Save Dragon Oil
Rescue Dragon from the clutches of ENOC
Rescue Dragon from the clutches of ENOC
This is a note from Goodbody stockbrokers who are advising ENOC in their attempted Dragon-napping. This is an old note, but it shows that earlier this year they saw Core NAV rising from 478.6p to 494.1p, while Total NAV increases from 581.6p to 597.0p.. Funny they now seem to think it’d be okay to offer us just 455p. Vote AGAINST!
Goodbody Stockbrokers Morning Wrap 7/12/2009 and 27/10/2009
Dragon Oil: Steady Progress
Recommendation: Buy
Closiing price 407p
“While the investment case surrounding Dragon continues to be overshadowed by the lack of clarity regarding ENOC’s intentions, at an operating level events continue to demonstrate progress.
Of note within the statement is the fact that capex ($56m in Q3)

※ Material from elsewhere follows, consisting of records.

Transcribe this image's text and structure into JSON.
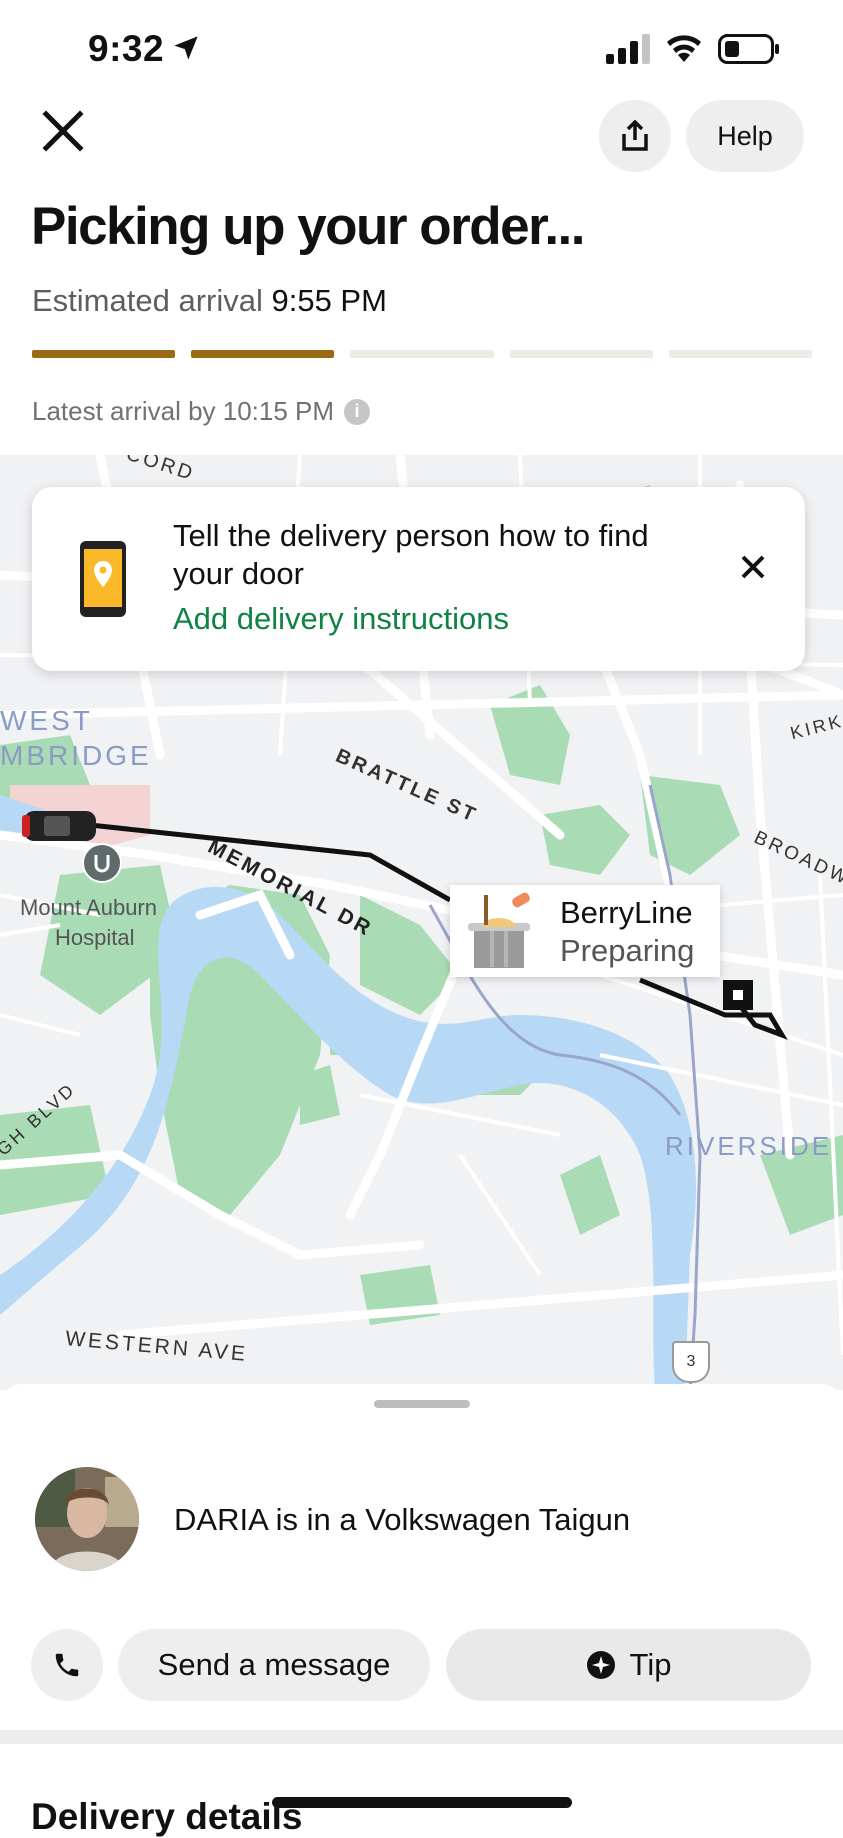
{
  "status_bar": {
    "time": "9:32"
  },
  "header": {
    "close_icon": "close-icon",
    "share_icon": "share-icon",
    "help_label": "Help"
  },
  "order": {
    "title": "Picking up your order...",
    "eta_label": "Estimated arrival",
    "eta_time": "9:55 PM",
    "progress": {
      "total_steps": 5,
      "completed_steps": 2,
      "active_color": "#9b6a14",
      "inactive_color": "#ecece6"
    },
    "latest_arrival": "Latest arrival by 10:15 PM"
  },
  "banner": {
    "text": "Tell the delivery person how to find your door",
    "link": "Add delivery instructions",
    "link_color": "#0e8345"
  },
  "map": {
    "labels": {
      "west_cambridge_1": "WEST",
      "west_cambridge_2": "MBRIDGE",
      "concord": "CORD",
      "brattle": "BRATTLE ST",
      "memorial": "MEMORIAL DR",
      "kirk": "KIRK",
      "broadway": "BROADW",
      "hospital_1": "Mount Auburn",
      "hospital_2": "Hospital",
      "riverside": "RIVERSIDE",
      "soldiers": "UGH BLVD",
      "western": "WESTERN AVE",
      "route": "3"
    },
    "restaurant": {
      "name": "BerryLine",
      "status": "Preparing"
    }
  },
  "driver": {
    "text": "DARIA is in a Volkswagen Taigun"
  },
  "actions": {
    "message_label": "Send a message",
    "tip_label": "Tip"
  },
  "delivery": {
    "section_title": "Delivery details"
  }
}
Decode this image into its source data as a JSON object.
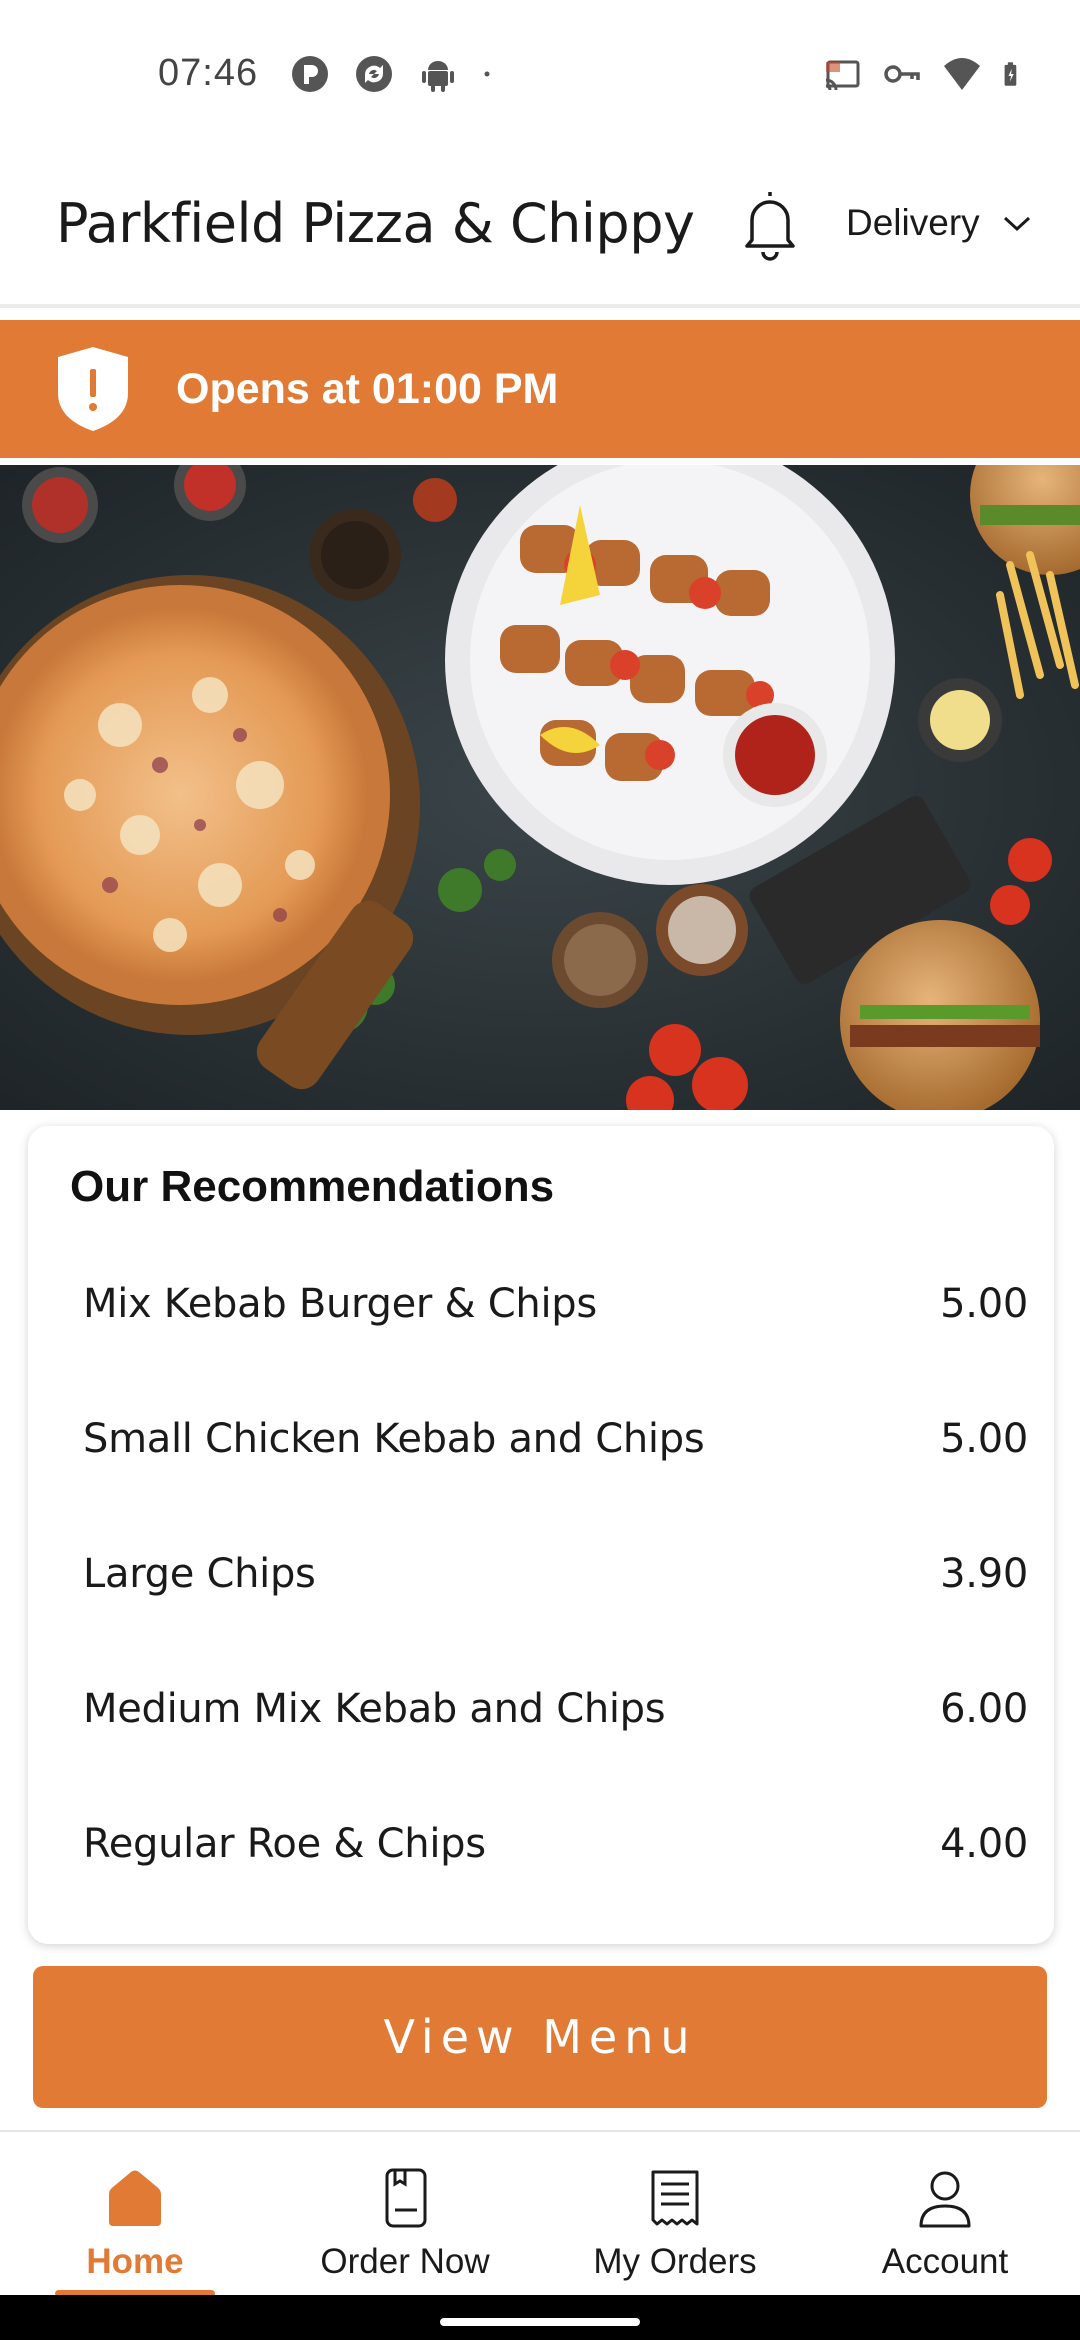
{
  "status_bar": {
    "time": "07:46",
    "left_icons": [
      "app-notification-icon",
      "sync-icon",
      "android-icon",
      "dot-icon"
    ],
    "right_icons": [
      "cast-icon",
      "vpn-key-icon",
      "wifi-icon",
      "battery-icon"
    ]
  },
  "header": {
    "store_name": "Parkfield Pizza & Chippy",
    "notification_icon": "bell-icon",
    "order_type": "Delivery"
  },
  "banner": {
    "text": "Opens at 01:00 PM",
    "icon": "shield-alert-icon",
    "color": "#e07a35"
  },
  "recommendations": {
    "title": "Our Recommendations",
    "items": [
      {
        "name": "Mix Kebab Burger & Chips",
        "price": "5.00"
      },
      {
        "name": "Small Chicken Kebab and Chips",
        "price": "5.00"
      },
      {
        "name": "Large Chips",
        "price": "3.90"
      },
      {
        "name": "Medium Mix Kebab and Chips",
        "price": "6.00"
      },
      {
        "name": "Regular Roe & Chips",
        "price": "4.00"
      }
    ]
  },
  "view_menu_label": "View Menu",
  "bottom_nav": {
    "items": [
      {
        "label": "Home",
        "icon": "home-icon",
        "active": true
      },
      {
        "label": "Order Now",
        "icon": "order-now-icon",
        "active": false
      },
      {
        "label": "My Orders",
        "icon": "receipt-icon",
        "active": false
      },
      {
        "label": "Account",
        "icon": "user-icon",
        "active": false
      }
    ]
  },
  "colors": {
    "accent": "#e07a35",
    "text": "#1a1a1a"
  }
}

continues to undershoot, while production (46.1 kbopd v our Q3 estimate of 44.0 kbopd) overshoots. With production trending ahead, and expectations of a four-rig complement early next year, confidence in our FY10 projection of 52.0 kbopd is reinforced.

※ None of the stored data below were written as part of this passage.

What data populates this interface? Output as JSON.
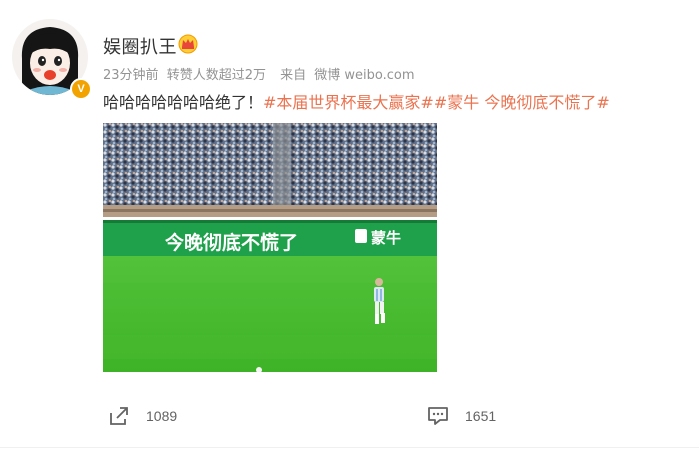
{
  "user": {
    "name": "娱圈扒王",
    "verified_badge": "V",
    "avatar_icon": "cartoon-girl-avatar",
    "crown_icon": "crown-badge-icon"
  },
  "post": {
    "time": "23分钟前",
    "reposts_note": "转赞人数超过2万",
    "source_prefix": "来自",
    "source_app": "微博 weibo.com",
    "text_plain": "哈哈哈哈哈哈哈绝了！",
    "hashtag_1": "#本届世界杯最大赢家#",
    "hashtag_2": "#蒙牛 今晚彻底不慌了#",
    "image": {
      "board_text": "今晚彻底不慌了",
      "brand_text": "蒙牛"
    }
  },
  "actions": {
    "repost_count": "1089",
    "comment_count": "1651"
  },
  "colors": {
    "hashtag": "#eb7350",
    "meta": "#939393",
    "badge": "#f3a300"
  }
}
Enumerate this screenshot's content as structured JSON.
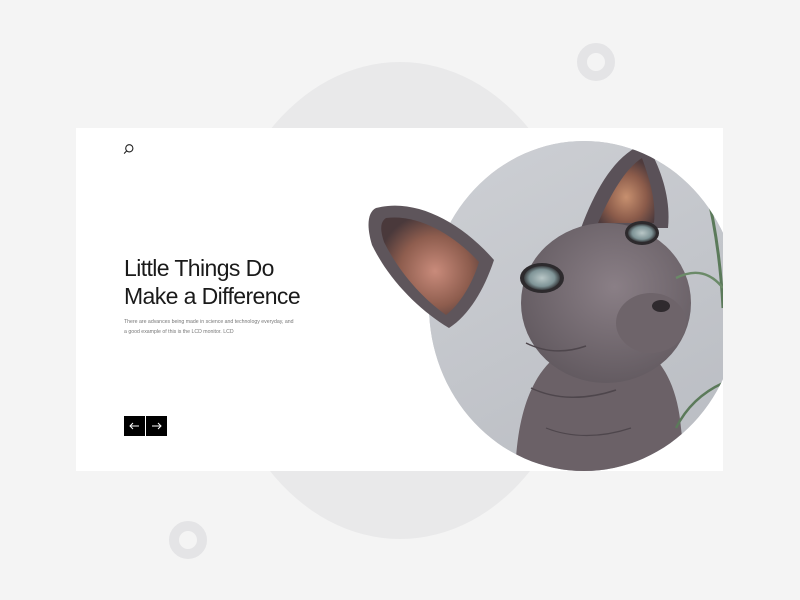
{
  "hero": {
    "headline_line1": "Little Things Do",
    "headline_line2": "Make a Difference",
    "description": "There are advances being made in science and technology everyday, and a good example of this is the LCD monitor. LCD"
  },
  "icons": {
    "search": "search-icon",
    "prev": "arrow-left-icon",
    "next": "arrow-right-icon"
  },
  "colors": {
    "background": "#f4f4f4",
    "card": "#ffffff",
    "text": "#1a1a1a",
    "button": "#000000",
    "decor_circle": "#e9e9ea"
  }
}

Post the IMS, adjustments to our 2009 and 2010 earnings projections are at the margin (+2% in both years), with the increase in FY09 gross production (from 44.4 to 45.1 kbopd) and realised price (from $64.4 to $69.0 per barrel counteracted to a large extent by a lower forecast percentage entitlement.
That said, forecast net cash at the end of 2009 and 2010 increases by 12% and 15% respectively as we have shaved $50m in each year from our prior capex estimates due to the slower pace of infrastructure spend. With net cash at the end of September of $962m, we now expect Dragon to exit the year with c.$1bn in net cash (equivalent to 29% of the current market cap.) That has positive implications for our NAV with Core NAV rising from 478.6p to 494.1p, while Total NAV increases from 581.6p to 597.0p. The pending arrival of additional rigs and a rising oil price continue to provide confidence in production growth. Combine that growth potential with the obvious value (EV/BOE of $3.85, compared to typical take-out multiples in th range of $10 – $12 per boe) and we see no reason to alter our positive stance.
Our price target, which remains pegged to Core NAV(i.e. OIL PRODUCTION ONLY), nudges up from 470p to 495p. The signing of a gas sales agreement, which we anticipate at some stage in 2010, however, would highlight the value within its gas resource (3.2 TCF) and suggest a price target more in line with Total NAV. As such, we view our current target as consevative given progress in terms of oil production and the latent value within its gas resource and maintain our BUY recommendation.”